Le soleil frappe généreusement notre territoire. Il est une source d’énergie aussi extraordinaire que méconnue. Les Québécois ne semblent savoir que subir ses rayons sous forme de coups de soleil et de cancers de la peau, alors que sa puissance brute est surprenante et exploitable.
La voiture règne toujours en maître incontesté. Elle est au coeur de la vie et du budget de presque tous les citoyens du Québec. Elle est l’élément central et glorifié d’une logique de développement suburbain totalement inefficace.

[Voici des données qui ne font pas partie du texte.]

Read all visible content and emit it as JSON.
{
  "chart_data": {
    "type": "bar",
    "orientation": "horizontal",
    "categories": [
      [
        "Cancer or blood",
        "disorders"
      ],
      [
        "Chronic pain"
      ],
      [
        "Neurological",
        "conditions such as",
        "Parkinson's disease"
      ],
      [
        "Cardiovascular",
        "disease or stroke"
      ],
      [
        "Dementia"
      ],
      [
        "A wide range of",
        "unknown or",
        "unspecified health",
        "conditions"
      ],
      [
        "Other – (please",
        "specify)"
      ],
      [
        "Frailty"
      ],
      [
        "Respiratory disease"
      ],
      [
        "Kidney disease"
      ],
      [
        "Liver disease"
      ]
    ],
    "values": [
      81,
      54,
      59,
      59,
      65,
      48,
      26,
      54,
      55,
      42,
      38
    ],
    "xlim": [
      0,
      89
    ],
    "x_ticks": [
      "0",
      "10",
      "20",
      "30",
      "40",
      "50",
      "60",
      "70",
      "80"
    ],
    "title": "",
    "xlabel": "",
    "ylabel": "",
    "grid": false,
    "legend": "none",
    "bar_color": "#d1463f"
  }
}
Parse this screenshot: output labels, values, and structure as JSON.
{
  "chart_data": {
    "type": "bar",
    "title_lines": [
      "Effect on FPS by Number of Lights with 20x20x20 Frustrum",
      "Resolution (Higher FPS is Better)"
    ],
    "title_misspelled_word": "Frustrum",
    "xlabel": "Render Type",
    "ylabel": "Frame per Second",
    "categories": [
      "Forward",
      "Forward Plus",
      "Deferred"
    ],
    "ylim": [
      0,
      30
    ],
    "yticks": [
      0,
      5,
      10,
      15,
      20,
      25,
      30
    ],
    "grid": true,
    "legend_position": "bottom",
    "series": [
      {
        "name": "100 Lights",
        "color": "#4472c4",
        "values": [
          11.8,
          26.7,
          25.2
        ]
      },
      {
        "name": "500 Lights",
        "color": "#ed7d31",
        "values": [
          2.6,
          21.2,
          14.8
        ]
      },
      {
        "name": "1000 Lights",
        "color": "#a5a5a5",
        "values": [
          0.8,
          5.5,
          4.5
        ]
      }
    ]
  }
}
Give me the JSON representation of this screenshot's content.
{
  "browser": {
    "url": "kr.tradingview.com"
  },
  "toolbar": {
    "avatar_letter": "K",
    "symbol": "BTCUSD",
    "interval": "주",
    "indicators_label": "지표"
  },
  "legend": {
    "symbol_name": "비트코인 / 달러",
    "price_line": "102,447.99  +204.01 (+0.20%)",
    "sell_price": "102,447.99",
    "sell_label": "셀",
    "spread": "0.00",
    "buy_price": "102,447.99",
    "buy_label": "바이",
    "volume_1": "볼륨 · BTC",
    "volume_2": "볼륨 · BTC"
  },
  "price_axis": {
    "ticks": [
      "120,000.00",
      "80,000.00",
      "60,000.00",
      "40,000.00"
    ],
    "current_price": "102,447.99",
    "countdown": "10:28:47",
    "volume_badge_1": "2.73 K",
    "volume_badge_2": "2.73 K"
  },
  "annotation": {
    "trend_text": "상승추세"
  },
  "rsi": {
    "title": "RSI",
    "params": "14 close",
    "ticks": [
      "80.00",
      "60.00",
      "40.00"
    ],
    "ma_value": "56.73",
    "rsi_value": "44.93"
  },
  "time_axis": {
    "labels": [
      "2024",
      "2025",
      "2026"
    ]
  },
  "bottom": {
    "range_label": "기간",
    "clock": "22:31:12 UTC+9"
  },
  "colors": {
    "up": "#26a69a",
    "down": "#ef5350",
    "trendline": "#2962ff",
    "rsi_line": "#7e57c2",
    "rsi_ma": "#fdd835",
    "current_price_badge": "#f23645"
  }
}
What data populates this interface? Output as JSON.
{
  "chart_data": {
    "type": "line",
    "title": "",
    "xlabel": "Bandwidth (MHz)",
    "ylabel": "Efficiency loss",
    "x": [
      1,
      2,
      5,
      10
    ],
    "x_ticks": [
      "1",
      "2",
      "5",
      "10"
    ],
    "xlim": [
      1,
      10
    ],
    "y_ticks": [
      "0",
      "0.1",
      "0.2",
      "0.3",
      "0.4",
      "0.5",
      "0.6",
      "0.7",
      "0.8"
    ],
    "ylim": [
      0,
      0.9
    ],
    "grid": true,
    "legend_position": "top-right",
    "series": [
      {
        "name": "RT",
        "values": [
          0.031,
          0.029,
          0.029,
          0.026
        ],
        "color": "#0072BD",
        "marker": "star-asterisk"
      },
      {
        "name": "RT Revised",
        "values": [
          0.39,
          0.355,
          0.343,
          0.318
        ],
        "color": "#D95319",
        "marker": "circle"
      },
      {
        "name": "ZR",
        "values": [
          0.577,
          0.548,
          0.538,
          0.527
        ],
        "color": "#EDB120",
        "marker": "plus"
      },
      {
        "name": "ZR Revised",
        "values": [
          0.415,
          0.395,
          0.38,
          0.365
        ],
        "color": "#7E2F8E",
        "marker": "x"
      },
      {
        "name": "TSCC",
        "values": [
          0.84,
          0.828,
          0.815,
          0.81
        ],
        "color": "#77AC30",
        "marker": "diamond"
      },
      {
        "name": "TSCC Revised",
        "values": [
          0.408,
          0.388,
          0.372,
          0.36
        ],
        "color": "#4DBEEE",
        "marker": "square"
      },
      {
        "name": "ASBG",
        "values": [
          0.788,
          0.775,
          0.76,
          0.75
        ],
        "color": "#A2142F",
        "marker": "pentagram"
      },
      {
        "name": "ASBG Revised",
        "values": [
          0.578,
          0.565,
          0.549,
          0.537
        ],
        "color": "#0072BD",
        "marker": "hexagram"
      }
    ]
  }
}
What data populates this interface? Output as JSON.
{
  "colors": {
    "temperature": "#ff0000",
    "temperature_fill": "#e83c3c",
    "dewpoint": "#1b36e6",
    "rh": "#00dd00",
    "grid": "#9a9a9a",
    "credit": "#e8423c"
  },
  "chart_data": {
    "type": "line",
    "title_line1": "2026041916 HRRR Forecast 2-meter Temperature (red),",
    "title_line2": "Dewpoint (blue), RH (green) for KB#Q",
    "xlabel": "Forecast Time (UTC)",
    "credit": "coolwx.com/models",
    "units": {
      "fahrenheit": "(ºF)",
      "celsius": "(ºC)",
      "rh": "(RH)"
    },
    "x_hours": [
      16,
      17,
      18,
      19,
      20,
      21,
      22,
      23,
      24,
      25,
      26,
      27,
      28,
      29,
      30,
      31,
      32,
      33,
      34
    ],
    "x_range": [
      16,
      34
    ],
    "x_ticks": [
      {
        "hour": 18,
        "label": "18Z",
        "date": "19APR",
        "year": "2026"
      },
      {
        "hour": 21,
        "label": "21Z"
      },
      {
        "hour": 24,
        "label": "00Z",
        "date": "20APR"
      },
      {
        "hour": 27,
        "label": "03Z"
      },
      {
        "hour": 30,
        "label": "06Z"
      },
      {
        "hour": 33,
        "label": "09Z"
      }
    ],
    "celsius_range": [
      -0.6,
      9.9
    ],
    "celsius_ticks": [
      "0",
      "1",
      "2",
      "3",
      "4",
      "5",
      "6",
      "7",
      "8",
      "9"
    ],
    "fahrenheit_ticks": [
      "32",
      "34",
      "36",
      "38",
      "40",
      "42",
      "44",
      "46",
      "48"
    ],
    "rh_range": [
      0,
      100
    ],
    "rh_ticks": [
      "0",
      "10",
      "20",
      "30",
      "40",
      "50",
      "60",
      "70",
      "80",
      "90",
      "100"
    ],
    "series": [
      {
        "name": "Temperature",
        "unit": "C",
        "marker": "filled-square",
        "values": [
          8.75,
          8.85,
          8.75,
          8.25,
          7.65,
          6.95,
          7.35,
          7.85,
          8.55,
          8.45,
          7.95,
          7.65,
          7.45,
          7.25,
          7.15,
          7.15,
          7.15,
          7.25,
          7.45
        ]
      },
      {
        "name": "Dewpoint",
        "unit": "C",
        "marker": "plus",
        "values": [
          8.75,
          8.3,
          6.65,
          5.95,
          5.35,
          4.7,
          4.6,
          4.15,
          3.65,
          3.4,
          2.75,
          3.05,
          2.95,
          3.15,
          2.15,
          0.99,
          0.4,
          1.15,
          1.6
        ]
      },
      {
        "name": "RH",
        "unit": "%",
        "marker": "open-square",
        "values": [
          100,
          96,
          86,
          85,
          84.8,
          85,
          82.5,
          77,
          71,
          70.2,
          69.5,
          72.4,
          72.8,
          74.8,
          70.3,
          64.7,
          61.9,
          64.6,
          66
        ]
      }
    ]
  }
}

La voiture est la plus claire expression de l’individualisme dont le Québec est victime, à l’image de plusieurs autres sociétés dites « développées ». Elle pollue beaucoup plus que ce qui devrait être admis. Elle consomme une ressource précieuse à un rythme alarmant. Et elle réclame aujourd’hui une proportion troublante de nos terres arables pour la faire avancer. Associées à la voiture sont des sommes d’argent et des quantités de ressources considérables. Associées à la voiture sont des infrastructures qui partout autour de nous menaceront bientôt de s’écrouler. Et pourtant, l’effet le plus pervers de ce mode de déplacement semble invisible aux yeux des québécois; autour de la voiture s’articule des espaces à l’échelle inhumaine, des espaces où justement seule la voiture semble à son aise. En emprisonnant les individus dans sa carcasse d’acier et les isolant physiquement les uns des autres, la voiture se transforme et se dresse en un impressionnant rempart entre les gens.
En ce début de millénaire, le Québec est toujours aux prises avec de vieilles méthodes de développement et de mauvaises habitudes de consommation qui témoignent pourtant d’un illogisme économique, social et écologique pour le moins flagrant. Le Québec réel n’est pas durable. Il se fond dans un système urbanistique nord-américain extrêmement polluant mais pourtant bien implanté et en pleine expansion. Un système qui roule sur l’or noir et qui, en plus de polluer l’air et d’isoler les individus, alimente l’instabilité politique mondiale que l’on connait.
À l’heure actuelle, le Québec n’arrive pas vraiment à affirmer sa différence. Il se cherche une identité. Et sur son territoire comme à plusieurs autres endroits sur le continent, l’individu est victime d’un capitalisme qui arrive parfois à l’aveugler. Il surfe sur plusieurs valeurs qui demeurent des inventions médiatiques mais qui sont nécessaires à la croissance d’une économie qui a peu d’avenir. Plongé dans cet environnement hostile, le Québécois se réfugie dans son monde intérieur. Il vit l’instant présent. C’est le règne absolu du chacun pour soi.